Analyses of the food diaries at baseline showed current high intakes of calories and fat had an adverse effect on cough quality of life suggesting that this may contribute to chronic cough. Other studies in GORD have demonstrated an association of a high fat intake and the occurrence of reflux [11, 12]. Moreover, weight loss has been shown to improve pH profiles and symptoms in GORD patients [9]. An alternative mechanism to explain our observation may be that the high fat and calorie intake leads to weight gain which in turn causes reflux. This is supported by research suggesting that reflux is more prevalent in the overweight and obese population rather than the lean [58].

Since there was no non-intervention group in our study it is impossible to say whether the dietary measures directly contributed to the improvement in cough quality of life. Chronic cough may follow a waxing and waning course [31] and it is possible that the improvement in cough score may be explicable by regression to the mean from the pre study baseline. The effectiveness of a dietary intervention on cough however, with all of the patients who completed the study showing a greater than MCS improvement in cough quality of life score, would tend to suggest a clinically important effect of this intervention.

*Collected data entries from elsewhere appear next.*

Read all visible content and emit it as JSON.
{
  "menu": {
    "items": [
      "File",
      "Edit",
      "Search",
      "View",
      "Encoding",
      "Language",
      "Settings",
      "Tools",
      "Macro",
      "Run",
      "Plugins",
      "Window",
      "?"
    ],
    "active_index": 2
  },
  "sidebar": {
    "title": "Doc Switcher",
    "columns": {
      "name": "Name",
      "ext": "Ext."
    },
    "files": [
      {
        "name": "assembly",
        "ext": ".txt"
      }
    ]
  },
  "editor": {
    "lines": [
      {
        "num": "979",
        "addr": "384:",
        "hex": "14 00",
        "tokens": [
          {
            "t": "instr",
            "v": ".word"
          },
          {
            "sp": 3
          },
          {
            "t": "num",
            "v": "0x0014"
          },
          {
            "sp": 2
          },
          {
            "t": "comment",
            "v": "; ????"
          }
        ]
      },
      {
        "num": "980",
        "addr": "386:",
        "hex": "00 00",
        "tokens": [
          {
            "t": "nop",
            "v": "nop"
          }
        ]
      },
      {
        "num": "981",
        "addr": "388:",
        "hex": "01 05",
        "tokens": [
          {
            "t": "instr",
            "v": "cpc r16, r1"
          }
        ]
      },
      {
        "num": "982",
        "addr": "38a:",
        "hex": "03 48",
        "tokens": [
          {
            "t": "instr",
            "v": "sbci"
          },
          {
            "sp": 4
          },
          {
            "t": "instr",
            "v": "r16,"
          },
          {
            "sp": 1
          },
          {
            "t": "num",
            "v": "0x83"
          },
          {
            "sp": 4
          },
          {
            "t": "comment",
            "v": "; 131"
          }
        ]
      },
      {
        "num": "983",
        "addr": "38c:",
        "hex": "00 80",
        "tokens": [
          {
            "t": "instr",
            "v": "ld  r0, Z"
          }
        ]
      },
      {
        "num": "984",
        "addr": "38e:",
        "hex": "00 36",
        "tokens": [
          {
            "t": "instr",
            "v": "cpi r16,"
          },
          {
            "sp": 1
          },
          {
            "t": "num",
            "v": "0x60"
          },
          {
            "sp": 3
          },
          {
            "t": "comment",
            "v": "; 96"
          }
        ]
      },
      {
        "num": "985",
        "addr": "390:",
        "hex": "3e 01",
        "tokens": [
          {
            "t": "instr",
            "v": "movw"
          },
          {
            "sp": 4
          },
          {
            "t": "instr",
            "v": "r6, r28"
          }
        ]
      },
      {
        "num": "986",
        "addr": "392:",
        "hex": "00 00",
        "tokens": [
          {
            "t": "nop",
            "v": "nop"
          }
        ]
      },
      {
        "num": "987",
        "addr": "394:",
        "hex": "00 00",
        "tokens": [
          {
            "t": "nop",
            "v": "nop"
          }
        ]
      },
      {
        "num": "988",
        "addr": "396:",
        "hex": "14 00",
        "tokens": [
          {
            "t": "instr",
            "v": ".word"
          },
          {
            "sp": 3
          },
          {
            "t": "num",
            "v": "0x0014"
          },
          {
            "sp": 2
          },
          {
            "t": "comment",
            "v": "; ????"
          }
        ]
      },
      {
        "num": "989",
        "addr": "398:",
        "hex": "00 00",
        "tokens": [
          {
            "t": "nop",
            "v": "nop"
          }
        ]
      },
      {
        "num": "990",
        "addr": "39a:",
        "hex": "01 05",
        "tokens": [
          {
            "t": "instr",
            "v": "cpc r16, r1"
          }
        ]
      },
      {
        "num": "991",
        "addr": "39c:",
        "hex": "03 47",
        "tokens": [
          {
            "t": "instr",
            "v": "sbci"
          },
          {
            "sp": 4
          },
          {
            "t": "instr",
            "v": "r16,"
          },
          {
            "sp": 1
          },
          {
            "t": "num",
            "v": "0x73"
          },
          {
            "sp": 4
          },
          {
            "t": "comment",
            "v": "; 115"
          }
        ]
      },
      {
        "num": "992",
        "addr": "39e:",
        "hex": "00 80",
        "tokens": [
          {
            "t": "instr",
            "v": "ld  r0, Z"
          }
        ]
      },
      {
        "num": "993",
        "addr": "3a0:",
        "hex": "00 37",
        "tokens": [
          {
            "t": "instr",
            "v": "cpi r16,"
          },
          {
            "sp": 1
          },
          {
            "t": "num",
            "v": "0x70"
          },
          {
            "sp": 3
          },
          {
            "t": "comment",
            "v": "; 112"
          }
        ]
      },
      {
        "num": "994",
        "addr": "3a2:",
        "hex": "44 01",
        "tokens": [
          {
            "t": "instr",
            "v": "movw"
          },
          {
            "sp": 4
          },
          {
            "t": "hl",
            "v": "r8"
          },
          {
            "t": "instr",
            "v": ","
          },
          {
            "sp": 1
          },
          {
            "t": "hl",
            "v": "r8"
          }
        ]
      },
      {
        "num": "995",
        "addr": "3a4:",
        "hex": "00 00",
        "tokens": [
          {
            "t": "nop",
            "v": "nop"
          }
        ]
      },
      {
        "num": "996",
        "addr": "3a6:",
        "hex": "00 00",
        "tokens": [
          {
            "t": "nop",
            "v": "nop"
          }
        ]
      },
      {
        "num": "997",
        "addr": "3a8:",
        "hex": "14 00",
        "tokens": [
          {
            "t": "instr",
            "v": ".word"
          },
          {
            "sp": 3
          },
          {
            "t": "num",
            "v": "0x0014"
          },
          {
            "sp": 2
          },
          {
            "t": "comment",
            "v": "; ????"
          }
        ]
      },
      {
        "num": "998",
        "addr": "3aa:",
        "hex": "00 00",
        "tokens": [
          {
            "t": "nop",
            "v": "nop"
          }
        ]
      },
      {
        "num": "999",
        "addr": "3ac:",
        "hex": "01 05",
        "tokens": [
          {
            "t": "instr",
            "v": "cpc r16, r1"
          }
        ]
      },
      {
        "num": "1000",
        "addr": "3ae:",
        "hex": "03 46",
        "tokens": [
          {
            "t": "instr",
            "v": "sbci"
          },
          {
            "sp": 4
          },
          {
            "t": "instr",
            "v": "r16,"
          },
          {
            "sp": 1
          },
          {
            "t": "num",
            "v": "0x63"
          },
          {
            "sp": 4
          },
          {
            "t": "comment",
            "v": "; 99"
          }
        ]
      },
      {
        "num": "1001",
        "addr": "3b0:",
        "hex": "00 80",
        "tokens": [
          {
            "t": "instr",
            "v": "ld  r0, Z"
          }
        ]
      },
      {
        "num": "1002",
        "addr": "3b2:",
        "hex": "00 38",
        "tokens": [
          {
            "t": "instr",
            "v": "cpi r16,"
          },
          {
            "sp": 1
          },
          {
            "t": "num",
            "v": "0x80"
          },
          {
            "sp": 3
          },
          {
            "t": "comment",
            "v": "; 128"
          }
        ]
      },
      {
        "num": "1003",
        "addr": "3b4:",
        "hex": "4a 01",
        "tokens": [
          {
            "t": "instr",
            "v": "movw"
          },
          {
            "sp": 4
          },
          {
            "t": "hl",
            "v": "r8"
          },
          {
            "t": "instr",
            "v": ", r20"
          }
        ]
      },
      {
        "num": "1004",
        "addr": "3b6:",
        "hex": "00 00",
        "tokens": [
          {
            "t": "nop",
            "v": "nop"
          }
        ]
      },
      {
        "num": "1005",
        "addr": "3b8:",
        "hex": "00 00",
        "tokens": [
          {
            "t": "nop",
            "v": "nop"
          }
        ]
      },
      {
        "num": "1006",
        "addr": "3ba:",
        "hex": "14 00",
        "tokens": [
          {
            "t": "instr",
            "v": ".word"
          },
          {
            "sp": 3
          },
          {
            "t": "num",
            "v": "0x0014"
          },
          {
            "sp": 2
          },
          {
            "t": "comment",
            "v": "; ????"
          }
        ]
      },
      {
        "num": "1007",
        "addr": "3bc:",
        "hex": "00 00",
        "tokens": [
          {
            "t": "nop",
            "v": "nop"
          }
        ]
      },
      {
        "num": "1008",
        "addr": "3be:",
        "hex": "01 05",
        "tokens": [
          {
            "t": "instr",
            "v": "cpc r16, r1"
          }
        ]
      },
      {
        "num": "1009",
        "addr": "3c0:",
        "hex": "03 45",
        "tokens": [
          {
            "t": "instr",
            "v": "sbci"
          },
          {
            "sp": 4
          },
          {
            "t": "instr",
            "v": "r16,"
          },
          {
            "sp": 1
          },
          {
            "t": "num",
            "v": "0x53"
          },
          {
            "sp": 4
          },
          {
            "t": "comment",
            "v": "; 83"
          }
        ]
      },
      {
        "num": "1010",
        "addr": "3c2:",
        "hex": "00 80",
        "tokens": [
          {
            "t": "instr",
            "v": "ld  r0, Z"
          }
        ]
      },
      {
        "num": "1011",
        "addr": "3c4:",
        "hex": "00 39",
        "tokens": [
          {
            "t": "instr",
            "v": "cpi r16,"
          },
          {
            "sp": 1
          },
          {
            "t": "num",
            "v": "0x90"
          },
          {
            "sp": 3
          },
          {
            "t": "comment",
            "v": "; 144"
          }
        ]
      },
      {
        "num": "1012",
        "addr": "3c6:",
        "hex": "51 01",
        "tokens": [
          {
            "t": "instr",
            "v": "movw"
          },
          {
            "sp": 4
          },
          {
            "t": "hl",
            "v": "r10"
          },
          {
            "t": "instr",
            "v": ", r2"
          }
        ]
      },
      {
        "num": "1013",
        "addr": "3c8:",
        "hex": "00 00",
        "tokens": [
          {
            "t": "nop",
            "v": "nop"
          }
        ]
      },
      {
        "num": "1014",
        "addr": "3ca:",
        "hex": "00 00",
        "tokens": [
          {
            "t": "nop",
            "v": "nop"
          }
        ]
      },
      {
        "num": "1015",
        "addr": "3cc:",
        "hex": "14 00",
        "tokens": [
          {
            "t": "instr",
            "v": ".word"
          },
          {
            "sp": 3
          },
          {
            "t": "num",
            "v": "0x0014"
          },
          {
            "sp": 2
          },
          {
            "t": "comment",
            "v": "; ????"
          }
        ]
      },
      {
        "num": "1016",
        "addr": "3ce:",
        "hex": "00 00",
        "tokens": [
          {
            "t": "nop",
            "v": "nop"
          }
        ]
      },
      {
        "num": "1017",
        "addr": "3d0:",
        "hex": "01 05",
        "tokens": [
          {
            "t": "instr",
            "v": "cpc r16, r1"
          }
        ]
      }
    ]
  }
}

In interpreting our observations one needs to take into account some limitations in our study. Firstly, recruitment to the study was slower than expected due to 21 patients who declined to take part from the outset despite encouragement from the medical team. Patients in the Hull Cough Clinic often request advice on lifestyle modification and it was perhaps surprising that these proposals were rejected when offered. There are many factors that contribute to a person’s motivation to lose weight which include their readiness for change and barriers to change such as how diet and exercise affects health. As our study required that the patient to be reviewed monthly over a seven month period, study duration may have been a contributing factor. An individual’s perceived lack of time is one of the barriers to change [32]. NICE Guidelines on Obesity however, recommends that ‘regular, non-discriminatory long term follow up by a trained professional should be offered’ [32]. It is possible that these recommendations may hamper rather than aid compliance. Secondly, as with many studies into the effect of lifestyle change, this study could not use a blinded methodology. As a consequence all patients recruited were aware of our hypothesis that weight loss would contribute to a reduction in reflux cough. Thirteen of the recruited subjects dropped out of the study, with 8 subjects providing no reason. A number who completed the study stated that they were disappointed to be allocated into what was perceived as the control group, i.e. the traditional anti-reflux diet. Moreover, the overall number of patients who completed the study was small. Thirdly, we did not perform objective assessments of GORD since existing techniques are poorly correlated with non acid reflux as determined by symptom assessment. There is an urgent need for such measurements to be developed. Additionally we did not study objective parameters of cough and we acknowledge this as a weakness of the study. The above may have diminished our understanding of the pathobiological basis of the cough reduction seen. In particular, Obstructive Sleep Apnoea (OSA) in obese subjects can rarely precipitate cough [33], and maybe improved by weight reduction. While we have shown statistical significance effects however, studies on larger numbers of patients will be required to draw definitive conclusions.

Conclusion

In this study we report for the first time if weight loss is achieved irrespective of diet there is a reduction on cough quality of life symptoms. Furthermore, we have shown a strong correlation between a high calorie and fat intake with LCQ score. Simply asking subjects to lose weight by reducing fat and calorie intake may be a useful strategy for the management of intractable cough in primary care.